You should be able to compare a single image from compare_set throughout all the images in training_set with a single line of code using np.all(). You can provide multiple axes as a tuple in the axis argument to check array equality over rows and columns, going through each of the images. Then np.where() can give you the indices you want.
For example:
n_train = 50
n_validation = 10
h, w = 28, 28
training_set = np.random.rand(n_train, h, w)
validation_set = np.random.rand(n_validation, h, w)
# create some duplicates
training_set[5] = training_set[10]
validation_set[2] = training_set[10]
validation_set[8] = training_set[10]
duplicates = []
for i, img in enumerate(validation_set):
training_dups = np.where(np.all(training_set == img, axis=(1, 2)))[0]
for j in training_dups:
duplicates.append((i, j))
print(duplicates)
[(2, 5), (2, 10), (8, 5), (8, 10)]
Many numpy functions, np.all() included, let you specify the axes to operate on. For example, let's say you had the two arrays
>>> A = np.array([[1, 2], [3, 4]])
>>> B = np.array([[1, 2], [5, 6]])
>>> A
array([[1, 2],
[3, 4]])
>>> B
array([[1, 2],
[5, 6]])
Now, A and B have the same first row, but a different second row. If we check equality for them
>>> A == B
array([[ True, True],
[False, False]], dtype=bool)
We get an array the same shape as A and B. But what if I want the indices of the rows which are equal? Well in this case what we can do is say 'only return True if all the values in the row (i.e. the value in each column) are True'. So we can use np.all() after the equality check, and provide it the axis corresponding to the columns.
>>> np.all(A == B, axis=1)
array([ True, False], dtype=bool)
So this result is letting us know that the first row is equal in both arrays, and the second row is not all equal. We can then get the row indices with np.where()
>>> np.where(np.all(A == B, axis=1))
(array([0]),)
So here we see row 0, i.e. A[0] and B[0] are equal.
Now in the solution I proposed, you have a 3D array instead of these 2D arrays. We don't care if a single row is equal, we care if all the rows and columns are equal. So breaking it down as above, let's create two random 5x5 images. I'll grab one of those images and check for equality among the array of two images:
>>> imgs = np.random.rand(2, 5, 5)
>>> img = imgs[1]
>>> imgs == img
array([[[False, False, False, False, False],
[False, False, False, False, False],
[False, False, False, False, False],
[False, False, False, False, False],
[False, False, False, False, False]],
[[ True, True, True, True, True],
[ True, True, True, True, True],
[ True, True, True, True, True],
[ True, True, True, True, True],
[ True, True, True, True, True]]], dtype=bool)

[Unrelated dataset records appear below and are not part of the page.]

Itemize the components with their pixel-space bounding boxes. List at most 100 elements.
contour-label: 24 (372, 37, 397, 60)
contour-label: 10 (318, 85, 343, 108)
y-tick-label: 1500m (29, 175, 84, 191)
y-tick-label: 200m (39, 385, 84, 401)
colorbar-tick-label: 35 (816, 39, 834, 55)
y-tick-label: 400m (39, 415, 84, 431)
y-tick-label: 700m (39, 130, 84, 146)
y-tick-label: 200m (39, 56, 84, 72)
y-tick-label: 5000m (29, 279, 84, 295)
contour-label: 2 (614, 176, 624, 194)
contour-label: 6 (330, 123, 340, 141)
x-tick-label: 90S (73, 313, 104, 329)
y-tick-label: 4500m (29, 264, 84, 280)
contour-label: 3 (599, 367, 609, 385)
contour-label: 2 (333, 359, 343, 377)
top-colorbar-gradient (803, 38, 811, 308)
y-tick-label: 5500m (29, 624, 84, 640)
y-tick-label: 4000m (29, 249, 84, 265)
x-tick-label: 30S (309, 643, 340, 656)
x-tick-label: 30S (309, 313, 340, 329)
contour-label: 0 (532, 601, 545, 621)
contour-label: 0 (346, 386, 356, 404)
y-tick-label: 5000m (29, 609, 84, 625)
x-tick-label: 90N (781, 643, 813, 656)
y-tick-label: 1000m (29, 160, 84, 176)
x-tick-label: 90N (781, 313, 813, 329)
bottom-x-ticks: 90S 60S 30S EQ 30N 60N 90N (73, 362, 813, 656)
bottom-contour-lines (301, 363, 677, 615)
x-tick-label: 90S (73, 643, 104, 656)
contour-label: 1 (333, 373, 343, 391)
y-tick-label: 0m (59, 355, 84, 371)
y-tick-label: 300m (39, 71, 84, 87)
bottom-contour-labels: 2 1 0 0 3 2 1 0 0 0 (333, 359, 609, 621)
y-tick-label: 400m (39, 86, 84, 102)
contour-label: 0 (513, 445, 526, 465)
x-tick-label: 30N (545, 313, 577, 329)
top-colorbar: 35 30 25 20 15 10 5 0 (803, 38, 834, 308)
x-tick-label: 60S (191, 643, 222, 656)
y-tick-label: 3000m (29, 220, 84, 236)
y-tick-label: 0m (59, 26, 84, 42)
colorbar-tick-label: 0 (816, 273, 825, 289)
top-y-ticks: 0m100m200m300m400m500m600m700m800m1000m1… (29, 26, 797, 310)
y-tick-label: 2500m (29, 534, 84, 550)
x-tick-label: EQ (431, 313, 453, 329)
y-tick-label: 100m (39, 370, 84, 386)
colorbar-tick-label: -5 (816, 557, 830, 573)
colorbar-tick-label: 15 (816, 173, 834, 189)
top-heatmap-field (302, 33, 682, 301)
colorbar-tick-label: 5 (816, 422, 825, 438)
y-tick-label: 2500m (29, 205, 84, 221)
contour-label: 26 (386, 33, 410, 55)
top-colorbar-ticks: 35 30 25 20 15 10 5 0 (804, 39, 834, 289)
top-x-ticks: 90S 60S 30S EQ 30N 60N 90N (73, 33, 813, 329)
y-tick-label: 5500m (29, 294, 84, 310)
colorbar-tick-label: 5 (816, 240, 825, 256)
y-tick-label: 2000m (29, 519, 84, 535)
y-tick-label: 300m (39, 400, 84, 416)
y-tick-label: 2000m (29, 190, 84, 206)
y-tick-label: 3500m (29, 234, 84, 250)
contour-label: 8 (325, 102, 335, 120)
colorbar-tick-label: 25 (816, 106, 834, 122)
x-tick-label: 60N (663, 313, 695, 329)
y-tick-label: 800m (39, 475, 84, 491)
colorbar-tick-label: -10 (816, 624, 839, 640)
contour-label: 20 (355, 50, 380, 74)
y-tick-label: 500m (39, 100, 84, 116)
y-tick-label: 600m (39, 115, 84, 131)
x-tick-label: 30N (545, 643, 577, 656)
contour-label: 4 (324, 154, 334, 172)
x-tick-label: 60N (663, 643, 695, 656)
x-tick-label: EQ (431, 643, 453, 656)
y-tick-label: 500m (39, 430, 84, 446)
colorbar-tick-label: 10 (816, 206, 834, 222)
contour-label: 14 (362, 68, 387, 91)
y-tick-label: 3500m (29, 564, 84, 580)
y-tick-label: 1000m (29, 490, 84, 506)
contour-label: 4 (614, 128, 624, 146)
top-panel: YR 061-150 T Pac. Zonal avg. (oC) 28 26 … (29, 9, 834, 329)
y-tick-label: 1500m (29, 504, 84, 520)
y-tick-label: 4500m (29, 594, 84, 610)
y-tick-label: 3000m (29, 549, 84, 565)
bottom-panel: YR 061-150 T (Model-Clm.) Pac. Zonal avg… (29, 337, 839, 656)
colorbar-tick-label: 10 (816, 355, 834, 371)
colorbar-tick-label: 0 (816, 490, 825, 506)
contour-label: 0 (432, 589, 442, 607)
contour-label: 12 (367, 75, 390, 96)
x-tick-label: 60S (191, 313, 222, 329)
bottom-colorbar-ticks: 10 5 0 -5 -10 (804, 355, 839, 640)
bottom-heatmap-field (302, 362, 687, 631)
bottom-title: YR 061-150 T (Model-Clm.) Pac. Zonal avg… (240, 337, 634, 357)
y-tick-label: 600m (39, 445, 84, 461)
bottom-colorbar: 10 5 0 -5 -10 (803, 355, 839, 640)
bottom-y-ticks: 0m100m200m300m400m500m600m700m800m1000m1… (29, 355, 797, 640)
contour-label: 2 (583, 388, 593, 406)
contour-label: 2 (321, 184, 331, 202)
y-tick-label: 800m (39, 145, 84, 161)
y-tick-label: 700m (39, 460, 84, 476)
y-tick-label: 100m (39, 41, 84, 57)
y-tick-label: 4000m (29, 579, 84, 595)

So this is obvious that the second one is correct, but I want to reduce all those True values to one True value; I only want the index corresponding to images where every value is equal.
If we use axis=1
>>> np.all(imgs == img, axis=1)
array([[False, False, False, False, False],
[ True, True, True, True, True]], dtype=bool)
Then we get True for each row if all the columns in each row are equivalent. And really we want to reduce this further by checking equality along all the rows as well. So we can take this result, feed it into np.all() and check along the rows of the resulting array:
>>> np.all(np.all(imgs == img, axis=1), axis=1)
array([False, True], dtype=bool)
And this gives us a boolean of which image inside imgs is equal to img, and we can simply get the result with np.where(). But you don't actually need to call np.all() twice like this; instead you can provide it multiple axes in a tuple to just reduce along both the rows and columns in one step:
>>> np.all(imgs == img, axis=(1, 2))
array([False, True], dtype=bool)
And that's what the solution above does. Hope that clears it up!